Salerno conosce alla perfezione Zappone, un uomo allegro, ironico, combattivo, gioioso, ma di umore cangiante nonostante l’atteggiamento guascone, per una condizione di salute non eccelsa dopo essere stato ferito nel 1940 in guerra. I due si scrivono delle rispettive collaborazioni, alla Gazzetta del Sud come alla Nazione o al Gazzettino o alla Fiera Letteraria. I due insomma descrivono il panorama letterario nazionale dell’epoca. La Cava e’ un intellettuale aperto e aiuta gli altri intellettuali a trovare asilo: Moravia su Nuovi Argomenti ospita Saverio Montalto mentre Leonardo Sciascia trova spazio a Fortunato Seminara e a Giuseppe Malara.

  Sono quelli gli anni di Domenico Rea che vince il Viareggio e degli altri scrittori italiani che imperversano su giornali e riviste. A La Cava Einaudi pubblica libri mentre Zappone ‘’capisce che il limite e’ dentro di se’: non e’ attrezzato – scrive ancora Santino Salerno – a vivere i riti di una societa’ che insieme alle sue seduzioni ha i suoi veleni, le sue chiusure, le sue miserie.
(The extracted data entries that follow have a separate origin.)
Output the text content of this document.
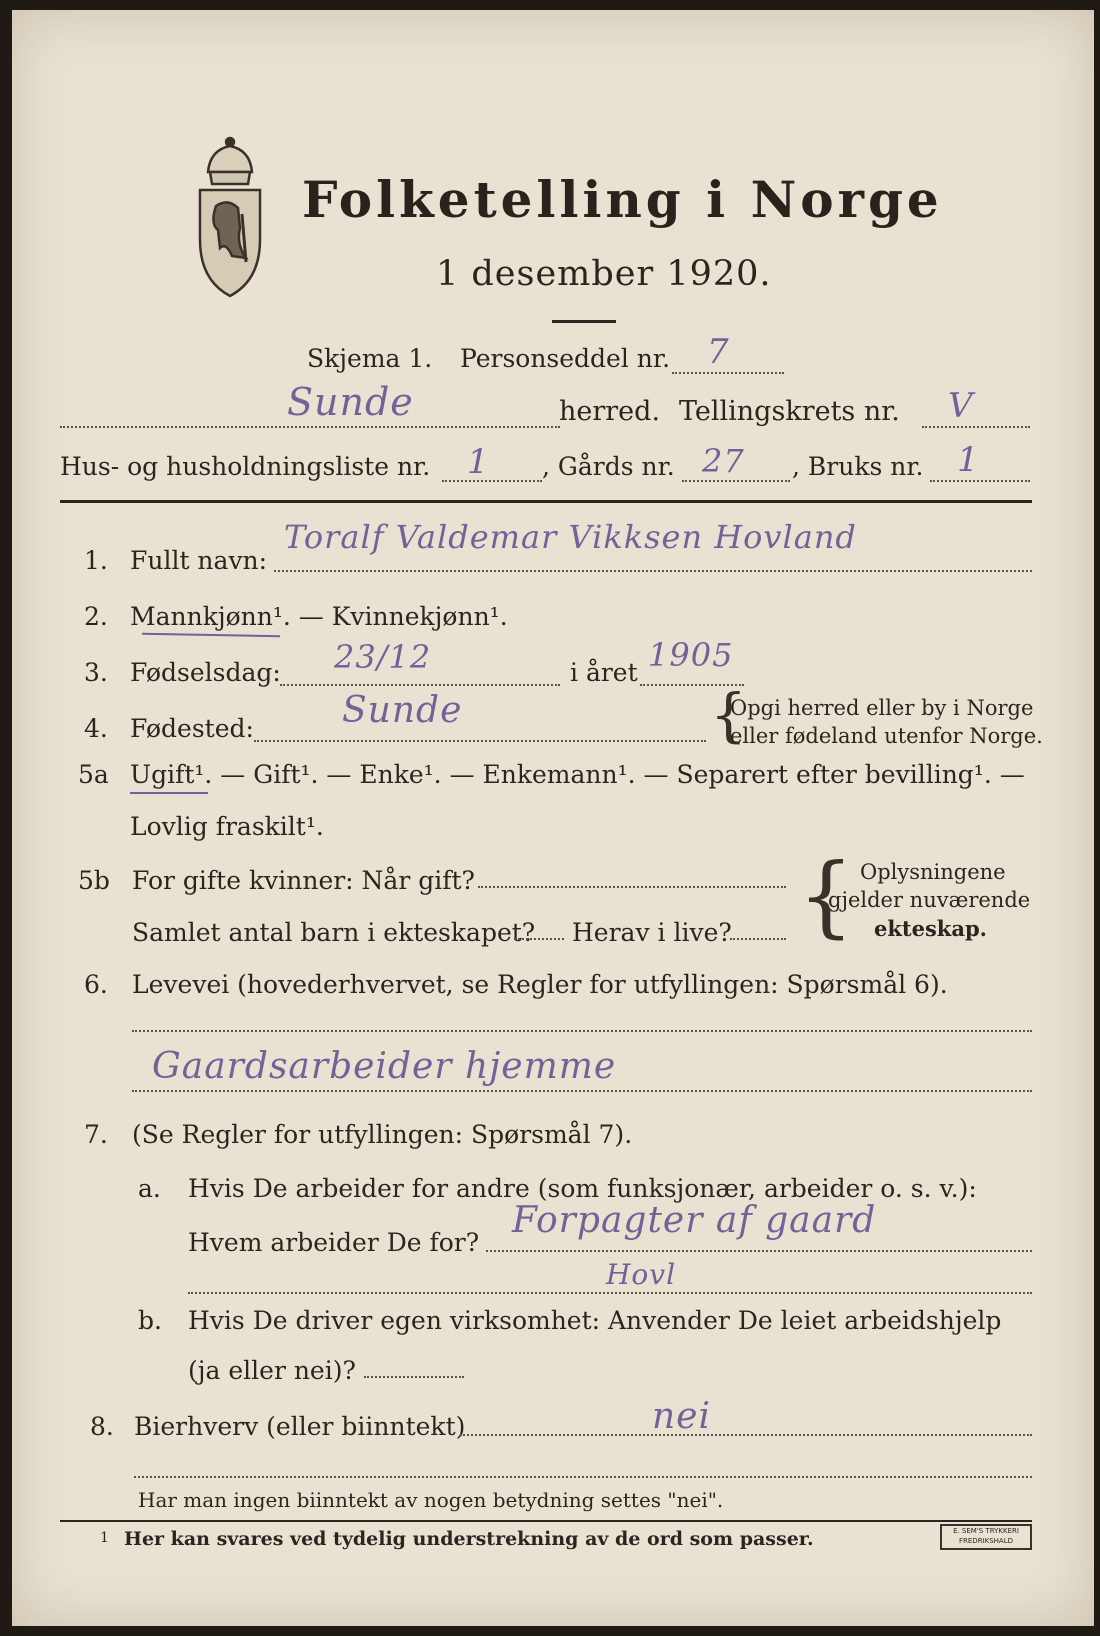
Folketelling i Norge
1 desember 1920.
Skjema 1. Personseddel nr. 7
Sunde	herred. Tellingskrets nr. V
Hus- og husholdningsliste nr. 1 , Gårds nr. 27 , Bruks nr. 1
1. Fullt navn:
Toralf Valdemar Vikksen Hovland
2. Mannkjønn¹. — Kvinnekjønn¹.
3. Fødselsdag: 23/12	i året 1905
4. Fødested: Sunde	{
Opgi herred eller by i Norge
eller fødeland utenfor Norge.
5a Ugift¹. — Gift¹. — Enke¹. — Enkemann¹. — Separert efter bevilling¹. —
Lovlig fraskilt¹.
5b For gifte kvinner: Når gift?
Samlet antal barn i ekteskapet? Herav i live? { Oplysningene
gjelder nuværende
ekteskap.
6. Levevei (hovederhvervet, se Regler for utfyllingen: Spørsmål 6).
Gaardsarbeider hjemme
7. (Se Regler for utfyllingen: Spørsmål 7).
a. Hvis De arbeider for andre (som funksjonær, arbeider o. s. v.):
Hvem arbeider De for?
Forpagter af gaard
Hovl
b. Hvis De driver egen virksomhet: Anvender De leiet arbeidshjelp
(ja eller nei)?
8. Bierhverv (eller biinntekt)	nei
Har man ingen biinntekt av nogen betydning settes "nei".
1 Her kan svares ved tydelig understrekning av de ord som passer.	E. SEM'S TRYKKERI FREDRIKSHALD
Egli e’ un nuovo arrivato in un mondo fatto di persone legate tra loro da amicizie lontane, da esperienze comuni, da frequentazioni, rapporti consolidati nel tempo e soprattutto un mondo che esige presenza, disponibilita’, efficienza e continue sovraesposizioni’’.

  A Roma Zappone vivra’ dunque come un isolato. Nelle lettere a La Cava emerge un sentimento di rancore e sfiducia verso Leonida Repaci, il grande concittadino palmese che e’ invece una voce autorevole nel mondo culturale romano. Da Repaci aveva inutilmente sperato aiuto e cosi’ il suo ritorno a Palmi e’ quasi un passo obbligato. Va spesso a Bovalino a trovare La Cava, cosi’ come da altri scrittori e saggisti calabresi.

  Il 29 marzo 1954 l’ultima lettera a La Cava per la nascita di Rocco e poi per Marianna l’anno dopo. Si conclude cosi’ il carteggio ma seguiranno altre lettere, due nel 1960, una del 1968, una nel 1970 e una nel 1975. Poi due nel 1976. Il 21 maggio scrive ‘’sto ancora male e soprattutto m’e’ passata ogni volonta’ e velleità’’. Ai primi di novembre pone fine alla sua vita.

  Questo carteggio, al di là ed oltre le ovvie distinzioni e carature dei due personaggi, mostra pero’ una cosa lampante che ancora oggi caratterizza la vita intellettuale della nostra terra: una condizione di isolamento degli intellettuali meridionali e calabresi i quali, lontano dal dinamismo culturale del centro e del nord ma anche delle storiche capitali del sud come Napoli o Palermo pagano con un surplus di fatica lo svantaggio della perifericita’.

   Il già difficile mestiere di scrivere diventa così, a volte, il più difficile mestiere di vivere.